With that in mind, I’m closing this review with a lengthy quotation from the introduction to The Trouble With Nature in which Lancaster sketches out the talking points for how one might re-frame the political debate over human sexuality and queer practices. “The long-standing demand, made by religious conservatives, distraught parents, and liberal helping professions alike, is but this: Change your unnatural desires. Time and again, the response is given: I can’t change them — They’re part of my nature,” Lancaster writes. “Would it be as convincing to own one’s sexuality in a volantarist fashion, to say, simply, ‘No, I won’t change them — I’m as queer as I want to be?’ ” (22).  He suggests it might be possible to do just that:

“Desire and identity are inherently ambiguous,” a different kind of contention might begin. “Some of us are more or less exclusively homosexual for most of our lives, many more are exclusively heterosexual,” the argument might continue, rightly acknowledging the salient facts. “But sometimes even straight men find themselves infatuated with their best friends and — as any veteran of feminist consciousness-raising can tell you — women who think of themselves as heterosexual sometimes discover lesbian potential they didn’t know was there. It’s not unheard of for gay ment to fall for women, or lesbians to sleep with men.” 

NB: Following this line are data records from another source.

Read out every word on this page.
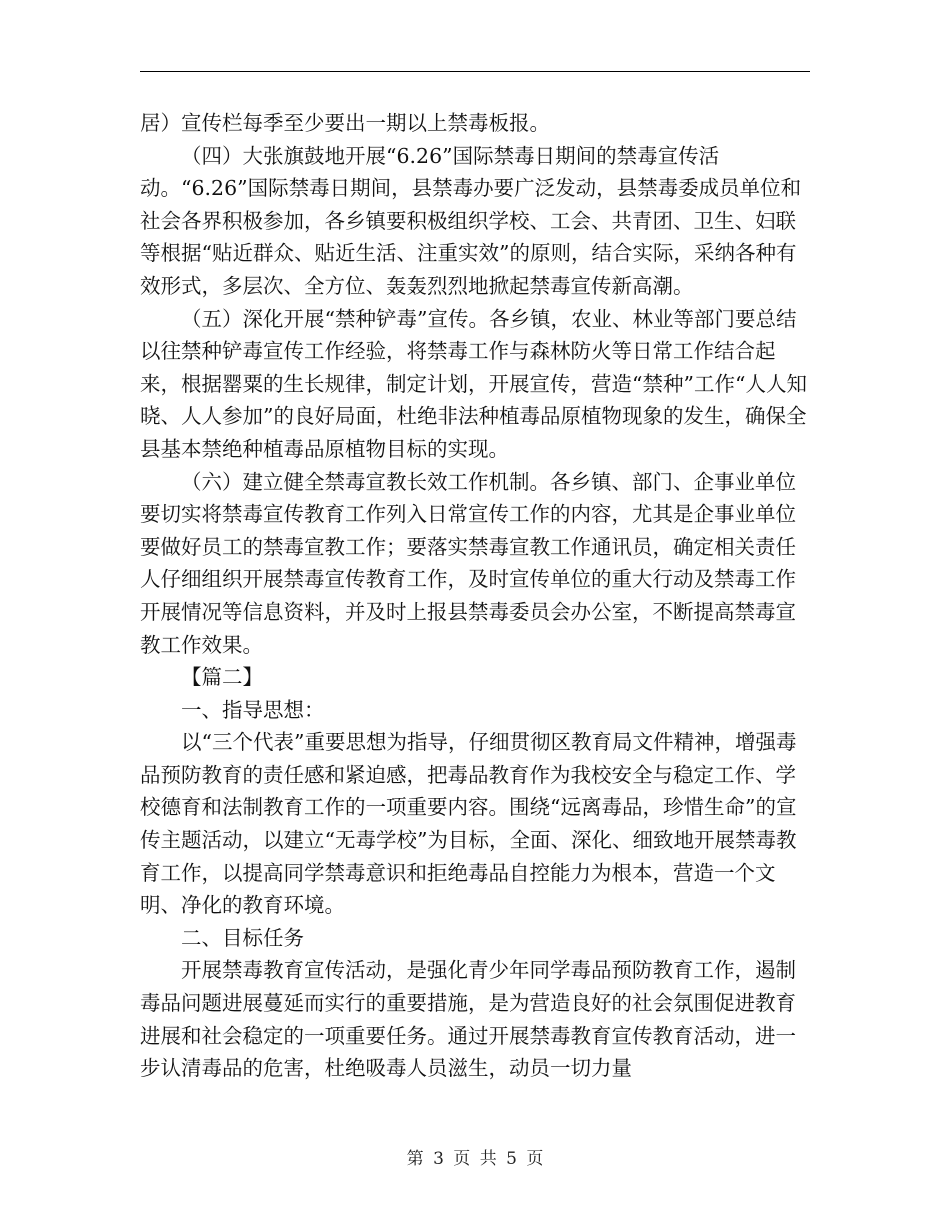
居）宣传栏每季至少要出一期以上禁毒板报。

（四）大张旗鼓地开展“6.26”国际禁毒日期间的禁毒宣传活动。“6.26”国际禁毒日期间，县禁毒办要广泛发动，县禁毒委成员单位和社会各界积极参加，各乡镇要积极组织学校、工会、共青团、卫生、妇联等根据“贴近群众、贴近生活、注重实效”的原则，结合实际，采纳各种有效形式，多层次、全方位、轰轰烈烈地掀起禁毒宣传新高潮。

（五）深化开展“禁种铲毒”宣传。各乡镇，农业、林业等部门要总结以往禁种铲毒宣传工作经验，将禁毒工作与森林防火等日常工作结合起来，根据罂粟的生长规律，制定计划，开展宣传，营造“禁种”工作“人人知晓、人人参加”的良好局面，杜绝非法种植毒品原植物现象的发生，确保全县基本禁绝种植毒品原植物目标的实现。

（六）建立健全禁毒宣教长效工作机制。各乡镇、部门、企事业单位要切实将禁毒宣传教育工作列入日常宣传工作的内容，尤其是企事业单位要做好员工的禁毒宣教工作；要落实禁毒宣教工作通讯员，确定相关责任人仔细组织开展禁毒宣传教育工作，及时宣传单位的重大行动及禁毒工作开展情况等信息资料，并及时上报县禁毒委员会办公室，不断提高禁毒宣教工作效果。

【篇二】

一、指导思想：

以“三个代表”重要思想为指导，仔细贯彻区教育局文件精神，增强毒品预防教育的责任感和紧迫感，把毒品教育作为我校安全与稳定工作、学校德育和法制教育工作的一项重要内容。围绕“远离毒品，珍惜生命”的宣传主题活动，以建立“无毒学校”为目标，全面、深化、细致地开展禁毒教育工作，以提高同学禁毒意识和拒绝毒品自控能力为根本，营造一个文明、净化的教育环境。

二、目标任务

开展禁毒教育宣传活动，是强化青少年同学毒品预防教育工作，遏制毒品问题进展蔓延而实行的重要措施，是为营造良好的社会氛围促进教育进展和社会稳定的一项重要任务。通过开展禁毒教育宣传教育活动，进一步认清毒品的危害，杜绝吸毒人员滋生，动员一切力量

第 3 页 共 5 页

Now for the theory: “Freud believed that all human beings have bisexual potential. Research by Alfred Kinsey, Laud Humphreys, and others suggests that a lot of people act on that potential at some point in their lives. Anthropological studies of other cultures have shown that human sexual practices are remarkably varied — that there’s more than one way to organize the institutions of family, kinship, and sexual life. Some societies even require every male to engage in same-sex relations for extended periods of time. What all of this means is that nothing in ‘human nature’ gives us a heterosexual norm and a homosexual minority. Sexuality is largely what we make of it.” 

Then, a dash of social context to make sense of how we “make” sexuality: “In modern America, people are very much in the process of making new things out of sex and sexuality. All around us, relationships are in flux: gender roles are changing, sexual practices are changing, all at a dizzying speed. None of this means that people ‘choose’ their sexuality the way a person might choose a pair of socks. But in fact, many individuals do change over time.” Segue into the argument: “So much variation, experimentation, and change makes some people very nervous: they come up with absolutist claims about an unchanging nature, or, they fall back on the premodern idea of divine law as the last recourse in these matters. But ‘nature’ explains nothing here. And nobody really knows very much about why people have the feelings they have.” 

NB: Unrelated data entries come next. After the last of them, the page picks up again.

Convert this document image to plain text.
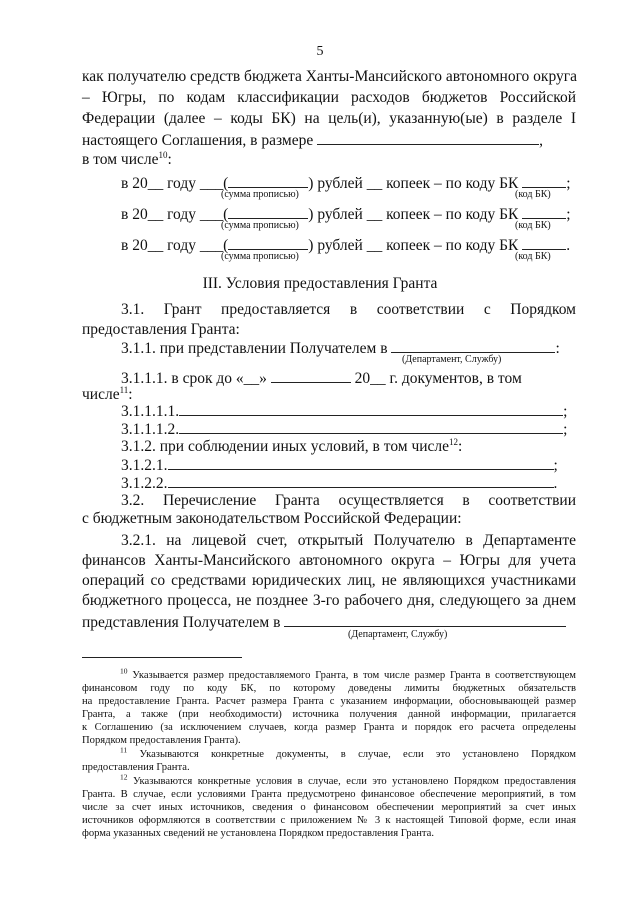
5
как получателю средств бюджета Ханты-Мансийского автономного округа
– Югры, по кодам классификации расходов бюджетов Российской
Федерации (далее – коды БК) на цель(и), указанную(ые) в разделе I
настоящего Соглашения, в размере	,
в том числе$^{10}$:
в 20__ году ___(	) рублей __ копеек – по коду БК	;
(сумма прописью)	(код БК)
в 20__ году ___(	) рублей __ копеек – по коду БК	;
(сумма прописью)	(код БК)
в 20__ году ___(	) рублей __ копеек – по коду БК	.
(сумма прописью)	(код БК)
III. Условия предоставления Гранта
3.1. Грант предоставляется в соответствии с Порядком
предоставления Гранта:
3.1.1. при представлении Получателем в	:
(Департамент, Службу)
3.1.1.1. в срок до «__»	20__ г. документов, в том
числе$^{11}$:
3.1.1.1.1.	;
3.1.1.1.2.	;
3.1.2. при соблюдении иных условий, в том числе$^{12}$:
3.1.2.1.	;
3.1.2.2.	.
3.2. Перечисление Гранта осуществляется в соответствии
с бюджетным законодательством Российской Федерации:
3.2.1. на лицевой счет, открытый Получателю в Департаменте
финансов Ханты-Мансийского автономного округа – Югры для учета
операций со средствами юридических лиц, не являющихся участниками
бюджетного процесса, не позднее 3-го рабочего дня, следующего за днем
представления Получателем в
(Департамент, Службу)
$^{10}$ Указывается размер предоставляемого Гранта, в том числе размер Гранта в соответствующем
финансовом году по коду БК, по которому доведены лимиты бюджетных обязательств
на предоставление Гранта. Расчет размера Гранта с указанием информации, обосновывающей размер
Гранта, а также (при необходимости) источника получения данной информации, прилагается
к Соглашению (за исключением случаев, когда размер Гранта и порядок его расчета определены
Порядком предоставления Гранта).
$^{11}$ Указываются конкретные документы, в случае, если это установлено Порядком
предоставления Гранта.
$^{12}$ Указываются конкретные условия в случае, если это установлено Порядком предоставления
Гранта. В случае, если условиями Гранта предусмотрено финансовое обеспечение мероприятий, в том
числе за счет иных источников, сведения о финансовом обеспечении мероприятий за счет иных
источников оформляются в соответствии с приложением № 3 к настоящей Типовой форме, если иная
форма указанных сведений не установлена Порядком предоставления Гранта.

Then, cut to the chase: “None of this is an illness or a disease. None of this means that the end of the world is at hand. There’s nothing wrong with any way that people can express love, make community, or find consensual pleasure. What’s wrong is trying to make people feel sick or evil or perverted about things that are just part of being human. What’s wrong — and dangerous — is trying to narrow the range of pleasures people find in our wondrously human bodies” (23-24).

While I doubt The Trouble With Nature is a great starting place for those interested in the cultural history of human sexuality, I think Lancaster’s book has a lot to offer on the subject and I’m glad I made it an addition to my growing library of sexuality literature.